Y el de una rabia elevada y pudorosa porque el puño cerrado junto al muslo,
intenta vanamente esconderse de nuestra indiscreta mirada y demuestra que la
figura recela y hasta sufre pero quiere, aún más y cumpliendo quizá un viejo
rito social que reniega de la exhibición impúdica del dolor, ocultarnos en lo
posible su amargura. Nuestro Caminante
es tímido como su autor, aunque todo sabemos que la timidez verdadera se
modifica con el paso de los años y acaba por convertirse en una forma de suave
corrección y en un deseo frágil de no
importunar, de no llamar mucho la atención y por eso este buen gigante solo quiere pasar desapercibido ante quienes se cruzan
con él y lo escudriñan con atención y asombro. El autor no ha querido encendernos
su rostro, solo lo apunta porque ha querido que sus rasgos sean definitivamente
cincelados por nuestra mirada o que optemos –quizá con mejor criterio- por
dejarlos solamente apuntados y descubramos bajo la patina oscura que lo cubre
su inmenso corazón de bronce. Lo esencial es que es nuestra contemplación la
que completa la materia y reúne armoniosamente aquello que falta y gravita a
nuestro alrededor.
Creo que no se trata de un caminante
solitario. El magisterio de Corredor ha querido mostrarlo solo porque lo
adentra en un territorio, el de su exhibición pública, que siempre comporta
bastante hostilidad. Sea cual sea el sendero por el que transita, el Caminante podría estar rodeado de una
muchedumbre pero esta no haría más que acentuar la paradójica soledad del
hombre en las ciudades. Deambula para salir a nuestro encuentro, para encontrar
la atención del observador, para mostrarse ante los demás y así cumplir el noble
destino para el que ha sido engendrado. No se trata de una simple curiosidad,
se trata de un silencioso diálogo con nuestra propia entereza, con nuestro
interior más recóndito, con la virtud que la imperfección humana es capaz
–tantas veces- de descubrir desde el balcón de la sinceridad y la inquietud.
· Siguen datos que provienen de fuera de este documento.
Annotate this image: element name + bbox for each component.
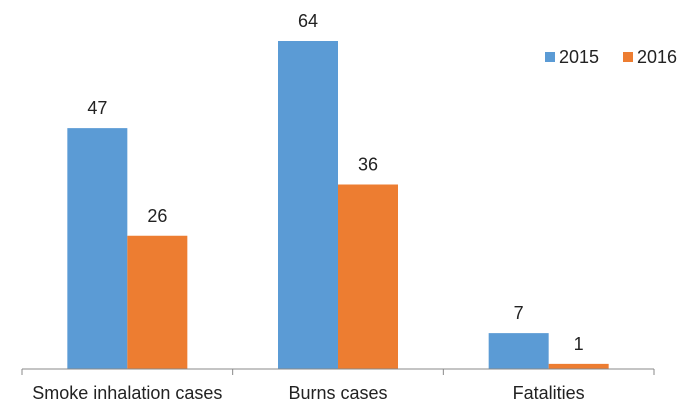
legend-label-2015: 2015 [559, 47, 599, 67]
data-labels-layer: 47 26 64 36 7 1 [87, 11, 583, 354]
legend-swatch-2015 [545, 52, 555, 62]
legend-swatch-2016 [623, 52, 633, 62]
data-label-smoke-inhalation-cases-2015: 47 [87, 98, 107, 118]
legend: 2015 2016 [545, 47, 677, 67]
data-label-burns-cases-2016: 36 [358, 155, 378, 175]
x-tick-labels: Smoke inhalation cases Burns cases Fatalit… [21, 369, 655, 403]
x-tick-label-fatalities: Fatalities [513, 383, 585, 403]
x-tick-label-smoke-inhalation-cases: Smoke inhalation cases [32, 383, 222, 403]
data-label-fatalities-2016: 1 [574, 334, 584, 354]
legend-label-2016: 2016 [637, 47, 677, 67]
bar-fatalities-2016 [548, 363, 609, 369]
bar-smoke-inhalation-cases-2015 [67, 128, 128, 369]
data-label-burns-cases-2015: 64 [298, 11, 318, 31]
bar-fatalities-2015 [488, 333, 549, 369]
bar-burns-cases-2015 [278, 41, 338, 369]
bars-layer [67, 41, 609, 369]
data-label-fatalities-2015: 7 [514, 303, 524, 323]
x-tick-label-burns-cases: Burns cases [288, 383, 387, 403]
bar-burns-cases-2016 [338, 184, 398, 369]
data-label-smoke-inhalation-cases-2016: 26 [147, 206, 167, 226]
bar-smoke-inhalation-cases-2016 [127, 235, 188, 369]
Encontrar nuestro Caminante
bajo la luz de esta brillante Sala de
Exposiciones es un verdadero privilegio y todo un acierto de quienes, con
franca generosidad, han tenido la idea de mostrarnos esta imprescindible Antológica de mi admirado amigo y
compañero académico Juan Antonio Corredor. Guardar de nuevo esta obra delicada
y paciente en la fértil soledad de su estudio debiera entristecernos. Y mucho.
Porque nadie tiene más derecho a guardar la luz, beber la lluvia y respirar el
aire, tantas veces ingrato, de esta asombrosa ciudad de Granada.